Joint Base Lewis-McChord Commanding Officer Major General Curtis Scaparrotti ordered Stryker Brigade Staff Sergeant Calvin Gibbs, 25, of Billings, Montana, to stand trial. No date was set.
Gibbs is one of five soldiers from the brigade charged with murder. Twelve soldiers in all face charges in the most serious prosecutions of alleged war atrocities by U.S. military deployed in Afghanistan since the war began in late 2001.
The Stryker Brigade cases, with some 4,000 photographs sealed from public view including some reportedly of soldiers posing with Afghan casualties, have drawn comparisons to the inflammatory Abu Ghraib prison scandal in Iraq in 2004.

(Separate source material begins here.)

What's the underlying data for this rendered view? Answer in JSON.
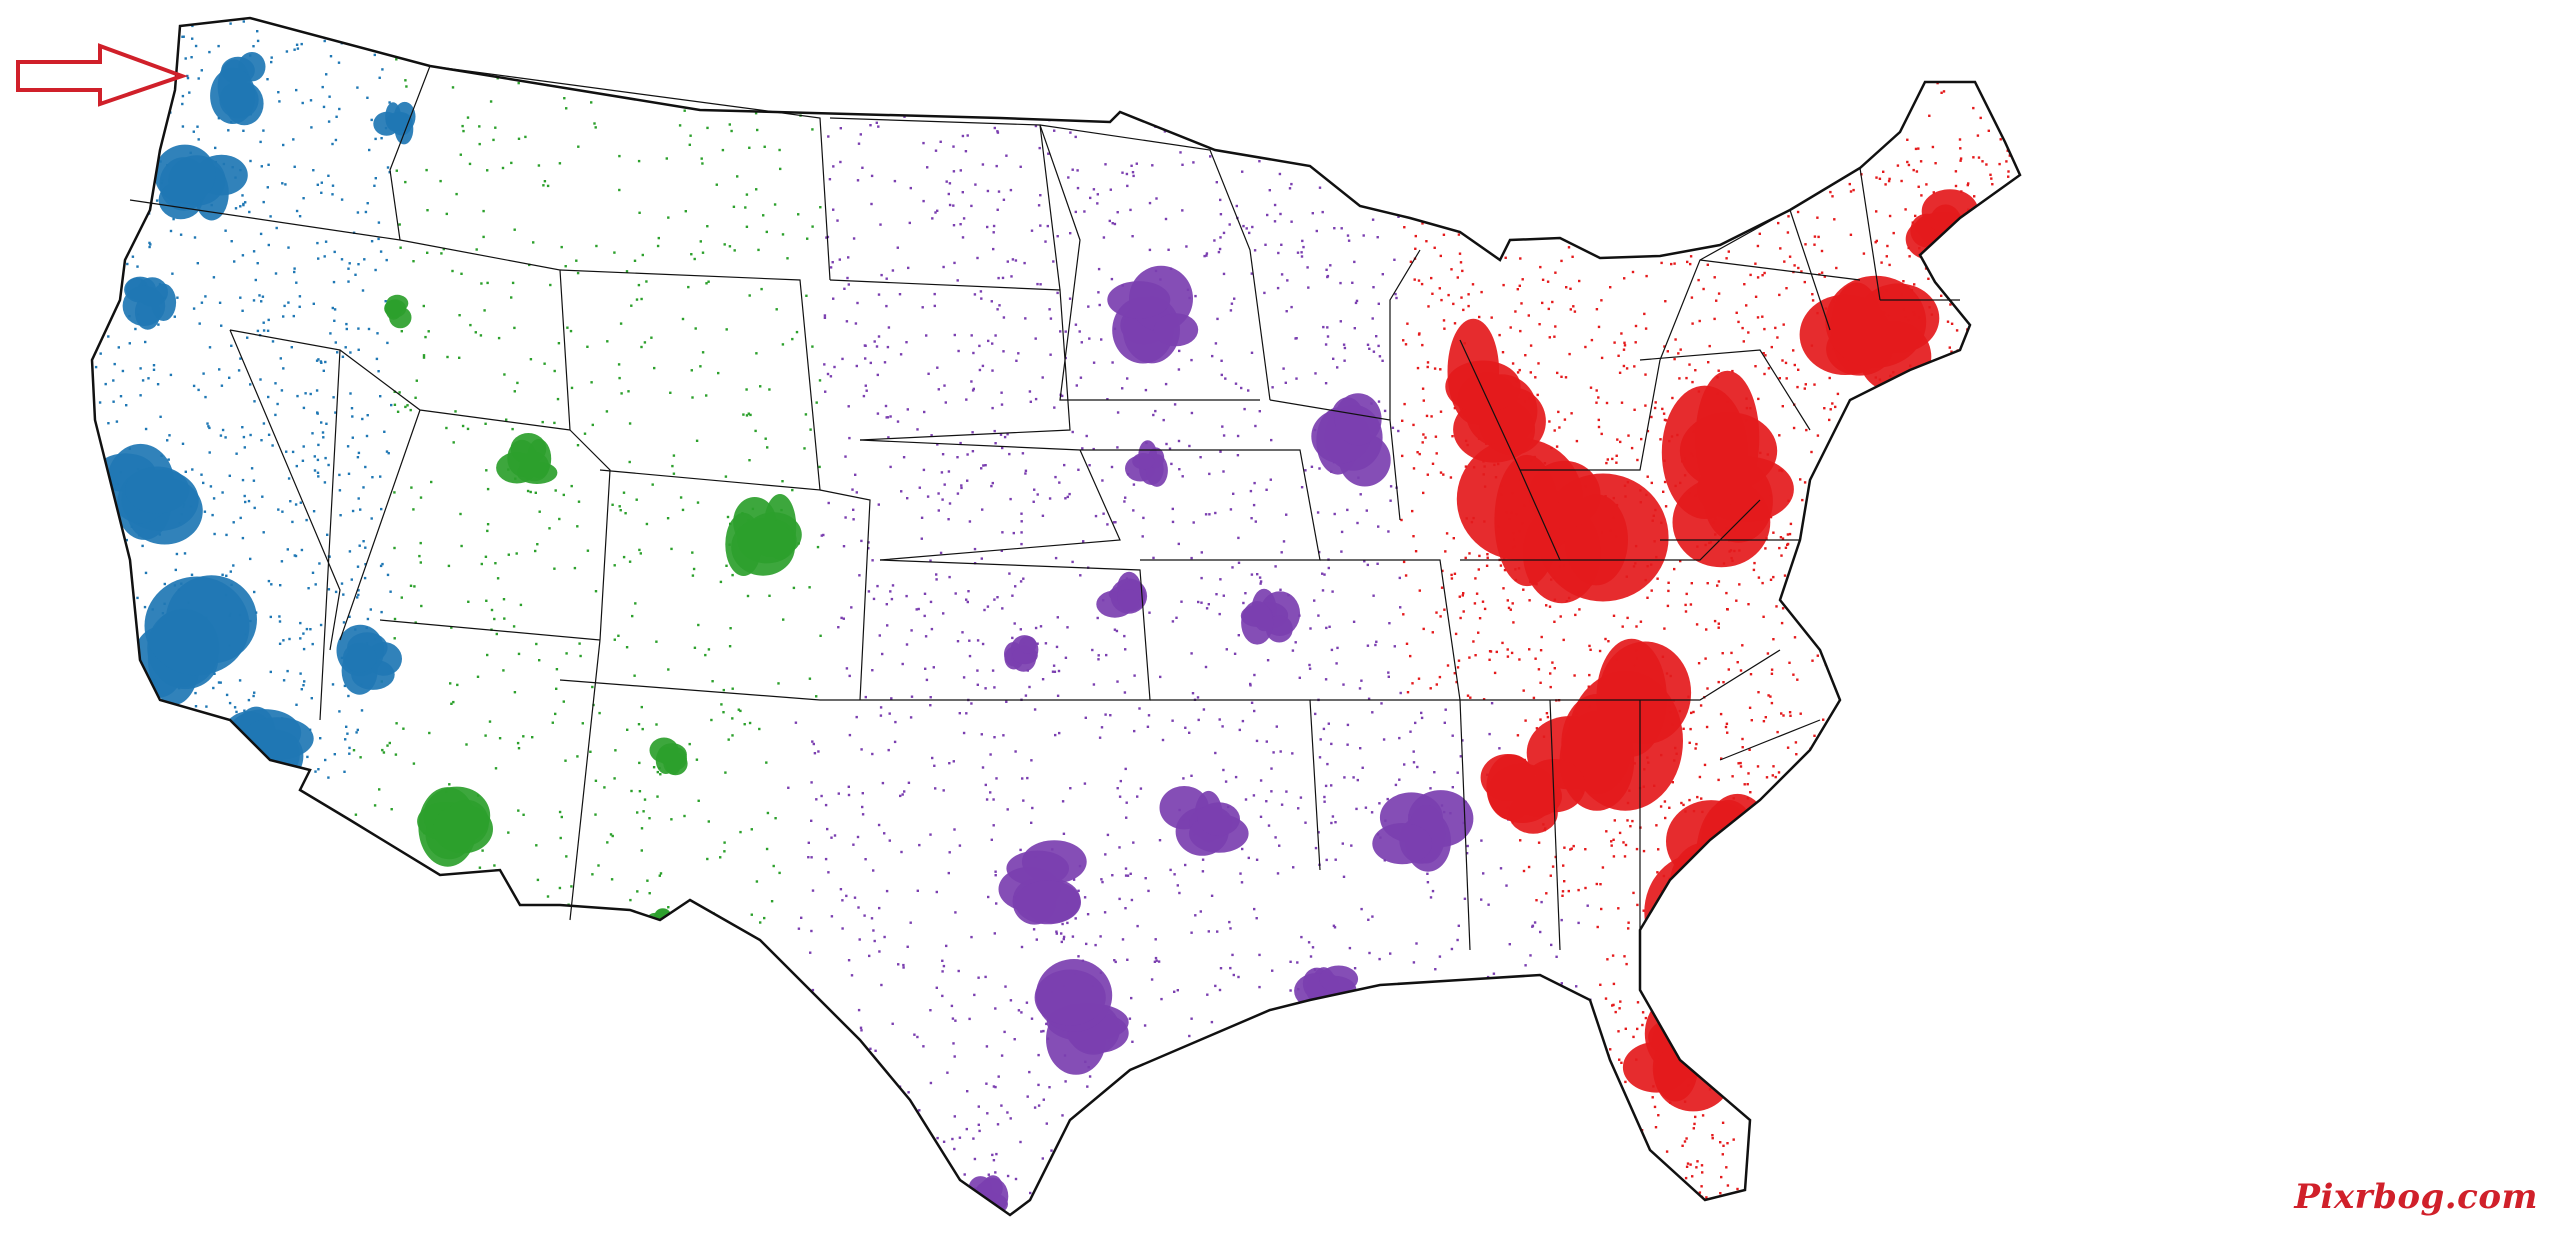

Gibbs faces a maximum penalty of life imprisonment without parole for charges that include of premeditated murder in the deaths of three unarmed Afghan civilians, including a cleric, in the Afghanistan villages of La Muhammad Kalay in January 2010, of Khari Kleyl in February 2010 and at Qualaday in May 2010, according to court documents.

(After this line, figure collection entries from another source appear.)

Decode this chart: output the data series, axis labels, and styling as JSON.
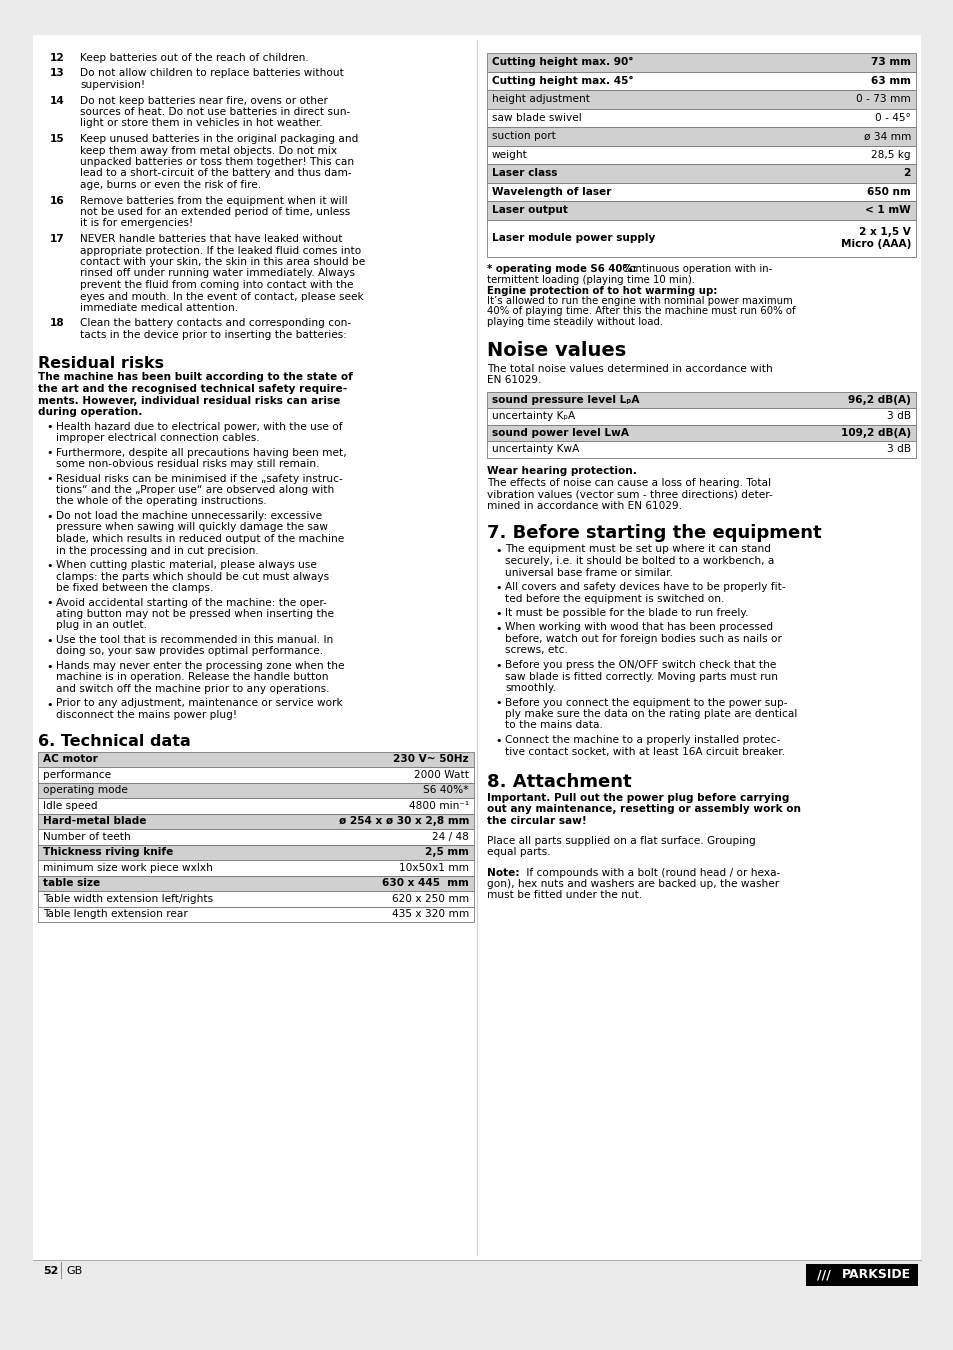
{
  "page_bg": "#ebebeb",
  "content_bg": "#ffffff",
  "page_number": "52",
  "page_label": "GB",
  "brand": "/// PARKSIDE",
  "left_items": [
    {
      "num": "12",
      "text": "Keep batteries out of the reach of children."
    },
    {
      "num": "13",
      "text": "Do not allow children to replace batteries without\nsupervision!"
    },
    {
      "num": "14",
      "text": "Do not keep batteries near fire, ovens or other\nsources of heat. Do not use batteries in direct sun-\nlight or store them in vehicles in hot weather."
    },
    {
      "num": "15",
      "text": "Keep unused batteries in the original packaging and\nkeep them away from metal objects. Do not mix\nunpacked batteries or toss them together! This can\nlead to a short-circuit of the battery and thus dam-\nage, burns or even the risk of fire."
    },
    {
      "num": "16",
      "text": "Remove batteries from the equipment when it will\nnot be used for an extended period of time, unless\nit is for emergencies!"
    },
    {
      "num": "17",
      "text": "NEVER handle batteries that have leaked without\nappropriate protection. If the leaked fluid comes into\ncontact with your skin, the skin in this area should be\nrinsed off under running water immediately. Always\nprevent the fluid from coming into contact with the\neyes and mouth. In the event of contact, please seek\nimmediate medical attention."
    },
    {
      "num": "18",
      "text": "Clean the battery contacts and corresponding con-\ntacts in the device prior to inserting the batteries:"
    }
  ],
  "residual_title": "Residual risks",
  "residual_bold": "The machine has been built according to the state of\nthe art and the recognised technical safety require-\nments. However, individual residual risks can arise\nduring operation.",
  "residual_bullets": [
    "Health hazard due to electrical power, with the use of\nimproper electrical connection cables.",
    "Furthermore, despite all precautions having been met,\nsome non-obvious residual risks may still remain.",
    "Residual risks can be minimised if the „safety instruc-\ntions“ and the „Proper use“ are observed along with\nthe whole of the operating instructions.",
    "Do not load the machine unnecessarily: excessive\npressure when sawing will quickly damage the saw\nblade, which results in reduced output of the machine\nin the processing and in cut precision.",
    "When cutting plastic material, please always use\nclamps: the parts which should be cut must always\nbe fixed between the clamps.",
    "Avoid accidental starting of the machine: the oper-\nating button may not be pressed when inserting the\nplug in an outlet.",
    "Use the tool that is recommended in this manual. In\ndoing so, your saw provides optimal performance.",
    "Hands may never enter the processing zone when the\nmachine is in operation. Release the handle button\nand switch off the machine prior to any operations.",
    "Prior to any adjustment, maintenance or service work\ndisconnect the mains power plug!"
  ],
  "tech_title": "6. Technical data",
  "tech_table": [
    {
      "label": "AC motor",
      "value": "230 V~ 50Hz",
      "bold_label": true,
      "shaded": true
    },
    {
      "label": "performance",
      "value": "2000 Watt",
      "bold_label": false,
      "shaded": false
    },
    {
      "label": "operating mode",
      "value": "S6 40%*",
      "bold_label": false,
      "shaded": true
    },
    {
      "label": "Idle speed",
      "value": "4800 min⁻¹",
      "bold_label": false,
      "shaded": false
    },
    {
      "label": "Hard-metal blade",
      "value": "ø 254 x ø 30 x 2,8 mm",
      "bold_label": true,
      "shaded": true
    },
    {
      "label": "Number of teeth",
      "value": "24 / 48",
      "bold_label": false,
      "shaded": false
    },
    {
      "label": "Thickness riving knife",
      "value": "2,5 mm",
      "bold_label": true,
      "shaded": true
    },
    {
      "label": "minimum size work piece wxlxh",
      "value": "10x50x1 mm",
      "bold_label": false,
      "shaded": false
    },
    {
      "label": "table size",
      "value": "630 x 445  mm",
      "bold_label": true,
      "shaded": true
    },
    {
      "label": "Table width extension left/rights",
      "value": "620 x 250 mm",
      "bold_label": false,
      "shaded": false
    },
    {
      "label": "Table length extension rear",
      "value": "435 x 320 mm",
      "bold_label": false,
      "shaded": false
    }
  ],
  "right_table": [
    {
      "label": "Cutting height max. 90°",
      "value": "73 mm",
      "bold_label": true,
      "shaded": true,
      "multiline": false
    },
    {
      "label": "Cutting height max. 45°",
      "value": "63 mm",
      "bold_label": true,
      "shaded": false,
      "multiline": false
    },
    {
      "label": "height adjustment",
      "value": "0 - 73 mm",
      "bold_label": false,
      "shaded": true,
      "multiline": false
    },
    {
      "label": "saw blade swivel",
      "value": "0 - 45°",
      "bold_label": false,
      "shaded": false,
      "multiline": false
    },
    {
      "label": "suction port",
      "value": "ø 34 mm",
      "bold_label": false,
      "shaded": true,
      "multiline": false
    },
    {
      "label": "weight",
      "value": "28,5 kg",
      "bold_label": false,
      "shaded": false,
      "multiline": false
    },
    {
      "label": "Laser class",
      "value": "2",
      "bold_label": true,
      "shaded": true,
      "multiline": false
    },
    {
      "label": "Wavelength of laser",
      "value": "650 nm",
      "bold_label": true,
      "shaded": false,
      "multiline": false
    },
    {
      "label": "Laser output",
      "value": "< 1 mW",
      "bold_label": true,
      "shaded": true,
      "multiline": false
    },
    {
      "label": "Laser module power supply",
      "value": "2 x 1,5 V\nMicro (AAA)",
      "bold_label": true,
      "shaded": false,
      "multiline": true
    }
  ],
  "op_note_parts": [
    {
      "text": "* operating mode S6 40%:",
      "bold": true
    },
    {
      "text": " Continuous operation with in-\ntermittent loading (playing time 10 min).",
      "bold": false
    },
    {
      "text": "\nEngine protection of to hot warming up:",
      "bold": true
    },
    {
      "text": "\nIt’s allowed to run the engine with nominal power maximum\n40% of playing time. After this the machine must run 60% of\nplaying time steadily without load.",
      "bold": false
    }
  ],
  "noise_title": "Noise values",
  "noise_intro": "The total noise values determined in accordance with\nEN 61029.",
  "noise_table": [
    {
      "label": "sound pressure level LₚA",
      "value": "96,2 dB(A)",
      "bold_label": true,
      "shaded": true
    },
    {
      "label": "uncertainty KₚA",
      "value": "3 dB",
      "bold_label": false,
      "shaded": false
    },
    {
      "label": "sound power level LᴡA",
      "value": "109,2 dB(A)",
      "bold_label": true,
      "shaded": true
    },
    {
      "label": "uncertainty KᴡA",
      "value": "3 dB",
      "bold_label": false,
      "shaded": false
    }
  ],
  "noise_warning_bold": "Wear hearing protection.",
  "noise_warning_text": "The effects of noise can cause a loss of hearing. Total\nvibration values (vector sum - three directions) deter-\nmined in accordance with EN 61029.",
  "before_title": "7. Before starting the equipment",
  "before_bullets": [
    "The equipment must be set up where it can stand\nsecurely, i.e. it should be bolted to a workbench, a\nuniversal base frame or similar.",
    "All covers and safety devices have to be properly fit-\nted before the equipment is switched on.",
    "It must be possible for the blade to run freely.",
    "When working with wood that has been processed\nbefore, watch out for foreign bodies such as nails or\nscrews, etc.",
    "Before you press the ON/OFF switch check that the\nsaw blade is fitted correctly. Moving parts must run\nsmoothly.",
    "Before you connect the equipment to the power sup-\nply make sure the data on the rating plate are dentical\nto the mains data.",
    "Connect the machine to a properly installed protec-\ntive contact socket, with at least 16A circuit breaker."
  ],
  "attach_title": "8. Attachment",
  "attach_bold": "Important. Pull out the power plug before carrying\nout any maintenance, resetting or assembly work on\nthe circular saw!",
  "attach_text1": "Place all parts supplied on a flat surface. Grouping\nequal parts.",
  "attach_note_bold": "Note:",
  "attach_note_rest": " If compounds with a bolt (round head / or hexa-\ngon), hex nuts and washers are backed up, the washer\nmust be fitted under the nut."
}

According to statements given to Army investigators by co-defendants, Gibbs allegedly set up the murders by placing grenades and an AK-47 with the bodies, and then shooting the bodies or ordering platoon members to shoot the bodies.

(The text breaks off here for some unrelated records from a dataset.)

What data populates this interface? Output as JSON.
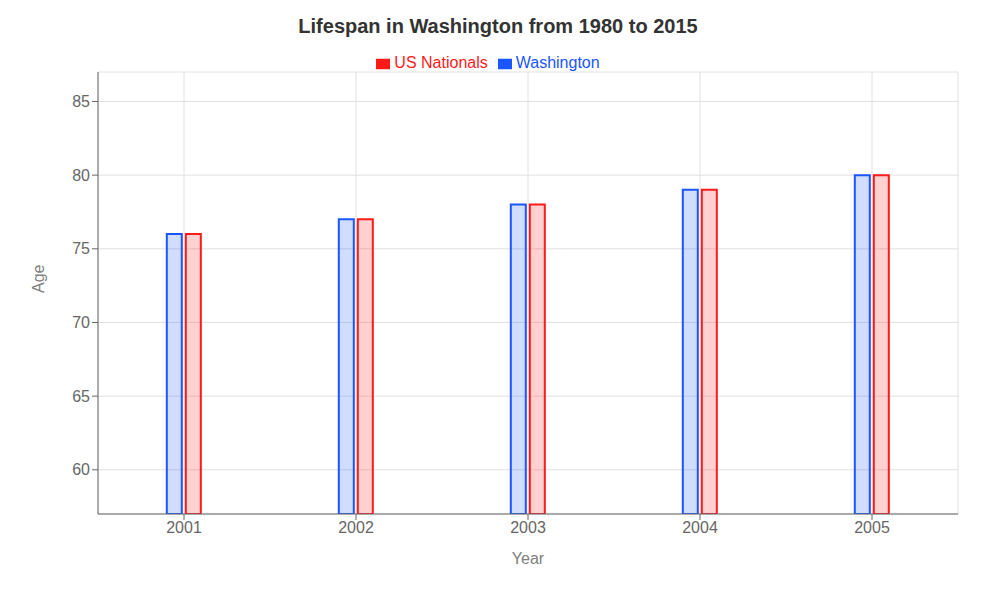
{
  "chart_data": {
    "type": "bar",
    "title": "Lifespan in Washington from 1980 to 2015",
    "xlabel": "Year",
    "ylabel": "Age",
    "categories": [
      "2001",
      "2002",
      "2003",
      "2004",
      "2005"
    ],
    "series": [
      {
        "name": "Washington",
        "color": "#1a56ff",
        "values": [
          76,
          77,
          78,
          79,
          80
        ]
      },
      {
        "name": "US Nationals",
        "color": "#ff1a1a",
        "values": [
          76,
          77,
          78,
          79,
          80
        ]
      }
    ],
    "ylim": [
      57,
      87
    ],
    "yticks": [
      60,
      65,
      70,
      75,
      80,
      85
    ],
    "grid": true,
    "legend": "top"
  }
}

Gibbs allegedly kept fingers, severed with medical shears, and displayed them at platoon mates to intimidate them.
Gibbs faces a dozen other charges that include keeping body parts such as teeth, finger and leg bones as war trophies.
The cases began as an investigation into hashish use by members of what was then known as the 5th Stryker Brigade, but grew into a probe of what prosecutors described as an infantry unit run amok.
Phillip Stackhouse, a civilian attorney defending Gibbs, has described Gibbs' involvement as legitimate combat killings, He was not immediately available for comment on the order.
In a related action on Friday, a three-member Army Court of Criminal Appeals ordered that a preliminary Article 32 hearing of the youngest Stryker Brigade soldier charged with murder, Private First Class Andrew Holmes, 20, could continue.
The appeals court had ruled in mid-December that Holmes had no right to use the sealed photos in a preliminary Article 32 hearing on the dead Afghan civilian he's accused of killing.
Holmes's attorney Dan Conway said he'll appeal the decision to the Court of Appeals for the Armed Forces, the nation's highest military court.
"The photographs in question provide exculpatory evidence that PFC Holmes did not cause the death of the victim in this case," Conway said, adding that Holmes was "not a part of any conspiracy to murder innocent Afghanis. He's a young man that was trying to do his job and got unwittingly used as a cover story."
Two of the 12 Stryker Brigade soldiers have been sentenced after court-martial trials.
On December 1, U.S. Army Medic Robert Stevens was ordered to serve nine months at this home base, demoted to E-1 private but allowed to remain in the military.
Corporal Emmitt Quintal was ordered to be discharged this week for bad conduct after serving a 90-day sentence of hard labor and demoted to E-2 private.